Project financing as important as chasing retail credit: Raghuram Rajan


MUMBAI: Outgoing RBI governor Raghuram Rajan called for a level playing field between public and private sector banks besides expressing concern over the rush into retail credit at the expense of project finance at a time when India needs massive infrastructure funding.

In one of his last speeches before leaving office next month, he reiterated the need to allow public sector banks to decide their own business strategies.

Rajan, who will be returning to his teaching job at the University of Chicago, used his 4,000-word speech to outline a blueprint for the evolution of India’s state-owned banks, which are currently cleaning up their balance sheets. While the speech amounted to the Rajan doctrine on state-owned banks, Rajan said the views were personal.

“These should be viewed as opening a discussion rather than the formal views of RBI,” he said. Rajan said banks in India were subject to a grand bargain—being able to raise lowcost insured deposits in return for government mandates such as opening Pradhan Mantri Jan Dhan Yojana (PMJDY) accounts or making Micro Units Development and Refinance Agency loans. “While it is unclear whether the cost of the mandates outweigh the benefits, they do skew the competitive landscape,” Rajan said.
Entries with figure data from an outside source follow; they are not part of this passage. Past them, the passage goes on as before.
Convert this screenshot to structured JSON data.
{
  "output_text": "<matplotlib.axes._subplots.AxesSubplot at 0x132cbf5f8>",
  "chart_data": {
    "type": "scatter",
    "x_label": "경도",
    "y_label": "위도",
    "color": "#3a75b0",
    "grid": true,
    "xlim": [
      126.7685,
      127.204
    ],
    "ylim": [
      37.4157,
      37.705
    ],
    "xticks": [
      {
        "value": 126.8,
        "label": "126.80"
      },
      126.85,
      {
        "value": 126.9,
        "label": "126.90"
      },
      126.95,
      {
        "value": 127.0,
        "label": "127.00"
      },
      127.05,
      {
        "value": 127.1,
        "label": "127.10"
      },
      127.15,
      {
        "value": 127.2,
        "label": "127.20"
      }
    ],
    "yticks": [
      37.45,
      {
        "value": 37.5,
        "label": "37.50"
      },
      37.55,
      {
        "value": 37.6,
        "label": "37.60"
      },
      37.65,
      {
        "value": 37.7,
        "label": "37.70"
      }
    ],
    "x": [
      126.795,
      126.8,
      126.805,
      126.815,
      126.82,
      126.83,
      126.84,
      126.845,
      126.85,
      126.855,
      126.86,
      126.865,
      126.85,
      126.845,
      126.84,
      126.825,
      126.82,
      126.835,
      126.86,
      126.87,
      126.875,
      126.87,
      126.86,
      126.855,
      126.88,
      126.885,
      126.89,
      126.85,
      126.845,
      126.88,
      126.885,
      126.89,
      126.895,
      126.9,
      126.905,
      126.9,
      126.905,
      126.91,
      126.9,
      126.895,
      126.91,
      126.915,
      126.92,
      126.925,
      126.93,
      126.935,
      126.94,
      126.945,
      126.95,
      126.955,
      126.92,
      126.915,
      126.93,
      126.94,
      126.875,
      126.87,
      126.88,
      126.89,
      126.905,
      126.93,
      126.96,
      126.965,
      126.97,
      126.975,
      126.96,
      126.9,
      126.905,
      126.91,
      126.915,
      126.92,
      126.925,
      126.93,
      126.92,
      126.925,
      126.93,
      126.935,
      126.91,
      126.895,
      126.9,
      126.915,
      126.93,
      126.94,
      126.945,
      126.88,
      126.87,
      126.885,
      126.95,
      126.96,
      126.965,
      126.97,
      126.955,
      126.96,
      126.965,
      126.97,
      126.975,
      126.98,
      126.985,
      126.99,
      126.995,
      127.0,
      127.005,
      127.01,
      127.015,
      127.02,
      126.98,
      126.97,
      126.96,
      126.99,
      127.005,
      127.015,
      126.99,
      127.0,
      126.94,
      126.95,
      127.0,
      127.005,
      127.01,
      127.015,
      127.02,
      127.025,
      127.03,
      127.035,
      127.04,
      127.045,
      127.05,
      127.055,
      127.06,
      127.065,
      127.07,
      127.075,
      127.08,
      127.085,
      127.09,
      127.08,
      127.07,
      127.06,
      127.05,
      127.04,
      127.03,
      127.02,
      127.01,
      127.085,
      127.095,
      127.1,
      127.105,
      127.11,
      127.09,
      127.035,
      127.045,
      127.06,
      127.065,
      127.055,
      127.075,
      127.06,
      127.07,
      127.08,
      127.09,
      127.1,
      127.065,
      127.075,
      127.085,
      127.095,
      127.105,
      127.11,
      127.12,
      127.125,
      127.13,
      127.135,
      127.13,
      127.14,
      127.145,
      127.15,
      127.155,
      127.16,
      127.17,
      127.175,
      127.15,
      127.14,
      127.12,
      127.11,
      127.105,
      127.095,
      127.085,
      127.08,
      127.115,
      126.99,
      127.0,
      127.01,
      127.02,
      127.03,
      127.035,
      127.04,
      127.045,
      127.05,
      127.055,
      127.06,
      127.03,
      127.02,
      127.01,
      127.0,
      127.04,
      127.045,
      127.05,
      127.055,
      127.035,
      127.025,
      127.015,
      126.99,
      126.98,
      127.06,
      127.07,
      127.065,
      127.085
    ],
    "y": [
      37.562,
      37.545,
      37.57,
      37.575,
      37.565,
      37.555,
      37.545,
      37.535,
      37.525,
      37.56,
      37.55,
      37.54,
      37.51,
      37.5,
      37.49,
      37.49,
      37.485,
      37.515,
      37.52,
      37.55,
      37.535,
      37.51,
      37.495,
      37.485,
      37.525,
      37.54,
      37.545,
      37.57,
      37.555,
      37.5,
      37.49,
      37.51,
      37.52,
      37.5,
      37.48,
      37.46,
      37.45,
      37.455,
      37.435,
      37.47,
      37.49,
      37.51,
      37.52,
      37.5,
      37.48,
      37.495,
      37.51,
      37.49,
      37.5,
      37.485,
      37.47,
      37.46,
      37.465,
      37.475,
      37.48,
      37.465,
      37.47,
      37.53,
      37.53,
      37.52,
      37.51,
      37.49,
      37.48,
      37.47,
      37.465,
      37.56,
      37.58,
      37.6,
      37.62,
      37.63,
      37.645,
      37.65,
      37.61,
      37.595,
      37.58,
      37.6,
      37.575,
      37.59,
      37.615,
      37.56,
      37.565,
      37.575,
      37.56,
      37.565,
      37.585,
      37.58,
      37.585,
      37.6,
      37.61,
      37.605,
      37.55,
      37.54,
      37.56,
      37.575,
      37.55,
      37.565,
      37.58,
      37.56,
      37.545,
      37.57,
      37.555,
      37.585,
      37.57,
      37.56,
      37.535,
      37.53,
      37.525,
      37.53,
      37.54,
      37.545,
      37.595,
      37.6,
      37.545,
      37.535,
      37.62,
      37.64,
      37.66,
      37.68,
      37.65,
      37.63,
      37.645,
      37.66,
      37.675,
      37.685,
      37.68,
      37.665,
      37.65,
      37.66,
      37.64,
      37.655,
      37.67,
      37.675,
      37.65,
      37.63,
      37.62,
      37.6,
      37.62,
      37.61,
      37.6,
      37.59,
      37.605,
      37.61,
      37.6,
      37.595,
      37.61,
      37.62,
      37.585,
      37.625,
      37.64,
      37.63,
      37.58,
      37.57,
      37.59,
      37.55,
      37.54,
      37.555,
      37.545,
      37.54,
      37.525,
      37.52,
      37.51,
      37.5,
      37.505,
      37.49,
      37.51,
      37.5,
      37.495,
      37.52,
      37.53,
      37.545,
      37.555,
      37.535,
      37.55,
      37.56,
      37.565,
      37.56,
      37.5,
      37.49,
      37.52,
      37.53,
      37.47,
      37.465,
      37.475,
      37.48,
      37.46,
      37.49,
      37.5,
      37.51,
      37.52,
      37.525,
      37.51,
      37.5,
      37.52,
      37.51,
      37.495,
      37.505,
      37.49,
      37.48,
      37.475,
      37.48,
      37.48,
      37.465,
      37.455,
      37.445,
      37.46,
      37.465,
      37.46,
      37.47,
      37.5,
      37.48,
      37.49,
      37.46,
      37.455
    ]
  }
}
“Authorities like the central bank and the government should, over the medium term, reduce differences in regulatory treatment between public sector banks and private sector banks, and more generally, between banks and other financial institutions.”

The disadvantage faced by state-owned banks could be mitigated if the government paid an adequate price for its mandates, he said. He also referred to the “authorities’ dilemma” and said regulators should ensure their actions were neutral in relation to institutions, ownership and technology to ensure the most efficient customer-oriented solutions.

Rajan said project financing needs were “enormous” but asked lenders to focus on due diligence. “Even though bankers are risk averse today, and few projects are coming up for financing, this will change soon,” Rajan said. “Bankers will remember the period of irrational exuberance in 2007-2008 when they lent without asking too many questions. I am hopeful this time will be different.”

Banks need to develop in-house expertise, employ risk mitigation, have a flexible capital structure, implement a robust project monitoring and appraisal system and put in place an incentive structure that rewards bankers when projects succeed.

He warned about the rush into consumer-focused credit and said here too risks could be reduced by putting checks in place. “It seems today that, having abandoned project loans, every bank is targeting the retail customer,” the governor said.

“Clearly, the risks in this herding will mount over time, as banks compete for less creditworthy customers. But some of this risk can be mitigated if they do sufficient due diligence.” “It is important that bank boards be freed to determine their strategies,” he said.

“Too much coaching by central authorities will lead to sameness in public sector banks that successive Gyan Sangams have criticised.”

He was referring to conclaves in 2015 and 2016 for state-run banks. “A parallel task is to improve their governance and management,” he said.

“Equally important is to fill out the ranks of middle management that have been thinned out by retirements, and to recruit talent with expertise in project evaluation, risk management, and IT, including cyber security.”

Rajan said over time bank boards should be professionalised and executive appointments devolve from the recently established Bank Board Bureau to the lenders themselves.